Liev Tolstói na sua epopeia
“Guerra e Paz” desmistifica todas as façanhas de Napoleão Bonaparte, inclusive
a batalha de Austerlitz, fazendo-o passar por um péssimo estratega militar.
Para este escritor russo e nada ortodoxo, no sentido religioso, entre Napoleão
e um vulgo não há diferença nenhuma, uma vez que ambos estão sujeitos a uma
Causa Invisível e incognoscível que conduz a humanidade para o paraíso. É da
actuação e soma de todas as forças que se origina a Força. Logo, o grande
historiador, aquele que procura as leis comuns a todos, não deve menosprezar
uma só força e centrar-se apenas nos estadistas, nos imperadores, etc. É neste
ponto que Tolstói compara o movimento da humanidade com a lei da gravitação de
Newton:
"Quando Newton formulou a lei da gravitação, não
disse que o Sol ou a Terra tinham a propriedade de se atraírem mutuamente,
disse que todos os corpos, do maior ao mais pequeno, se comportavam como se atraíssem
uns aos outros, isto é, deixando de lado o problema da causa do movimento dos
corpos, enunciou uma propriedade comum a todos, do infinitamente grande ao
infinitamente pequeno."
Apesar
de se falar somente em Newton, na lei da gravitação, todos os físicos sabem o
papel que Robert Hooke teve. Não foi Hooke quem avançou com a teoria que
todos os corpos caem para o centro da terra? Ora o historiador, neste caso de
ciência, não pode centrar-se apenas em Newton e na sua maçã, correndo o risco
de adulterar a história.
Uma
visão diferente da história da humanidade é a de Stendal. Quem leu “Vermelho E
Negro” e a “Cartuxa De Parma” sabe que para Stendal são os homens intrépidos, denodados e corajosos que acabam por triunfar e por realizar os seus desejos
(só não vencem a morte). Aqui o homem é possuidor do livre–arbítrio, e são os
seus feitos gloriosos que fazem com que ocupe um espaço de relevo na história.

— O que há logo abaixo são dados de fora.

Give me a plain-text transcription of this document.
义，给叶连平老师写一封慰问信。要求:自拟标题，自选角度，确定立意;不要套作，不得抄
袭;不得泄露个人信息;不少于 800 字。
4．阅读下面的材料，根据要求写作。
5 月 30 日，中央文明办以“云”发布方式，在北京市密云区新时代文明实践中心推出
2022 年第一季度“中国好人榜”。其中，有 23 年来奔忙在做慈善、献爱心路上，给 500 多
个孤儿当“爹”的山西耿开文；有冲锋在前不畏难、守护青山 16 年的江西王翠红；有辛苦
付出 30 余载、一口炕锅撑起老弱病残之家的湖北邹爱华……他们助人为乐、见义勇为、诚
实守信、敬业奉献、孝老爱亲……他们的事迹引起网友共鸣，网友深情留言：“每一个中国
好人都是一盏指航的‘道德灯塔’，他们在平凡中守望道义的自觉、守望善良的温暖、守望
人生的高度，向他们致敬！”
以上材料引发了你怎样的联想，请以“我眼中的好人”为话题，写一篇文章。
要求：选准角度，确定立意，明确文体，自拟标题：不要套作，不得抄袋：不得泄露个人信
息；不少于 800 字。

Para Stendal Napoleão era um desses homens.
W. G. Sebald
em “Austerlitz” baralha tudo. Para ele a história e o tempo não existem. Tudo
está aí algures, como se o futuro já existisse e o passado nunca passasse.
Imagine, caro leitor, que se pensar agora no caso BPN, ele está aí a acontecer,
se pensar que o Senhor Franklim Alves laborou no BPN, ele está a laborar lá;
tudo isto está aí, assim como a boa fé do Senhor Relvas, a omissão nos
currículos de passagens comprometedoras e o mutismo do nosso Presidente da
República. Imagine que Lance Armstrong está a cortar a meta nos Campos Elísios
e, na América, aceita o uso frequente de substâncias para melhorar o seu
rendimento, isto em simultâneo. É estranho!
Vejamos
como Austerlitz nega a metáfora do tempo de Newton:
"O tempo, disse Austerlitz na sala de
astronomia de Greenwich, é de longe a mais artificial das nossas invenções e
ligá-lo aos planetas aos planetas que giram em torno dos seus eixos não é menos
arbitrário do que, digamos, um cálculo baseado no crescimento das árvores ou no
tempo que uma pedra calcária leva a desintegrar-se, à parte o facto de o dia
solar pelo qual nos guiamos não fornecer medidas exactas, pelo que, para
obtermos a contagem do tempo, temos que inventar um sol médio imaginário com um
movimento de velocidade invariável e cuja órbita não se incline para o equador.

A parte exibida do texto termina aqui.